Home Video Picks & Passes 04.05.15

Penguins of Madagascar (2014) — PASS
Song of the Sea (2014) — PICK
The Tale of Princess Kaguya (2014) — PASS

 

Three 2014 animated movies are new on home video. Two are artful, Oscar-nominated films: the Irish Song of the Sea and the Japanese The Tale of Princess Kaguya.

Both are low-key, moving films that center on a magical young girl whose exact nature is a mystery to her family members. At some point, the other world to which she belongs makes its presence felt. (Warning: Spoilers follow.) In a musical, transcendent climax, our world is heralded by the other world, and the sky is full of beings of light who may take the girl from her family.

I admire both films, but I have to confess that I love and can recommend only one: Song of the Sea, one of my top 10 films of 2014. Honoring Ireland’s mythic and Catholic heritage, Song is an accessible meditation on grief and loss. Young Ben lost his mother when his sister Saoirse was born and now lives with his grieving father (Calvary’s Brendan Gleeson) and Saoirse on a lonely island on the Irish coast.

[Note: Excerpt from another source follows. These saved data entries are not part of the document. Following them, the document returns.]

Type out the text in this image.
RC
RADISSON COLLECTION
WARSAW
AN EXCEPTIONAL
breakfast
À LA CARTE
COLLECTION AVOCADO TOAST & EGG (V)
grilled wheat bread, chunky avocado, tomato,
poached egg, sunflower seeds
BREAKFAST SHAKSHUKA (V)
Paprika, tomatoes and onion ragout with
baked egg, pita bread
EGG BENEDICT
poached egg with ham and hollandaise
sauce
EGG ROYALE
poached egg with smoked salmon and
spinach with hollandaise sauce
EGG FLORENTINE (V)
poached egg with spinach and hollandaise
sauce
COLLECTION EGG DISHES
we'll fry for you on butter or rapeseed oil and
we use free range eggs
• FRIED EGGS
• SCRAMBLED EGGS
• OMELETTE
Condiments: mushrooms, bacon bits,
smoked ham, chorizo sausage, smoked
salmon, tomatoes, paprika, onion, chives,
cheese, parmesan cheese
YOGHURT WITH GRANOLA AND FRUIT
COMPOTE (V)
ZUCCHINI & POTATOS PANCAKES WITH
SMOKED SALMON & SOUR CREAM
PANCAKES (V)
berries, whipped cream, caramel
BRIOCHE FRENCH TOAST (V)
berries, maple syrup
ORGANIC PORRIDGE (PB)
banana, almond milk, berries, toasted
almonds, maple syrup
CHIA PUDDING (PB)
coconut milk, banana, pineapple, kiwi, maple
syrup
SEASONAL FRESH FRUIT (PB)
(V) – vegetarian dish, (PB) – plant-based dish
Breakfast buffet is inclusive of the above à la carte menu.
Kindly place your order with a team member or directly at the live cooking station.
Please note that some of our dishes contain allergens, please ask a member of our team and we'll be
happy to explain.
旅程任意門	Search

Princess Kaguya is a more difficult film that contemplates the tension between social expectations and personal happiness. Kaguya’s father devotes his life to elevating her to the rank of princess, incorrigibly oblivious to her unhappiness. Kaguya offers a startling vision of divinity in a Japanese-Buddhist mode, supremely indifferent in beatitude. This may be a critique of Buddhist detachment and an affirmation of human life in all its imperfection and pain, but the film never offers Kaguya a real possibility of happiness. Give me Song, with its vision of stranded spirits set free to move on to their true home by Saoirse’s soul song, like the souls of departed loved ones ascending to heaven aided by our prayers.

Skip Penguins of Madagascar. Its desperate, substance-free, sugar-rush silliness is exhausting at feature length.

 

CAVEAT SPECTATOR: Song of the Sea: Stressful family situations, including loss of a parent. Fine family viewing.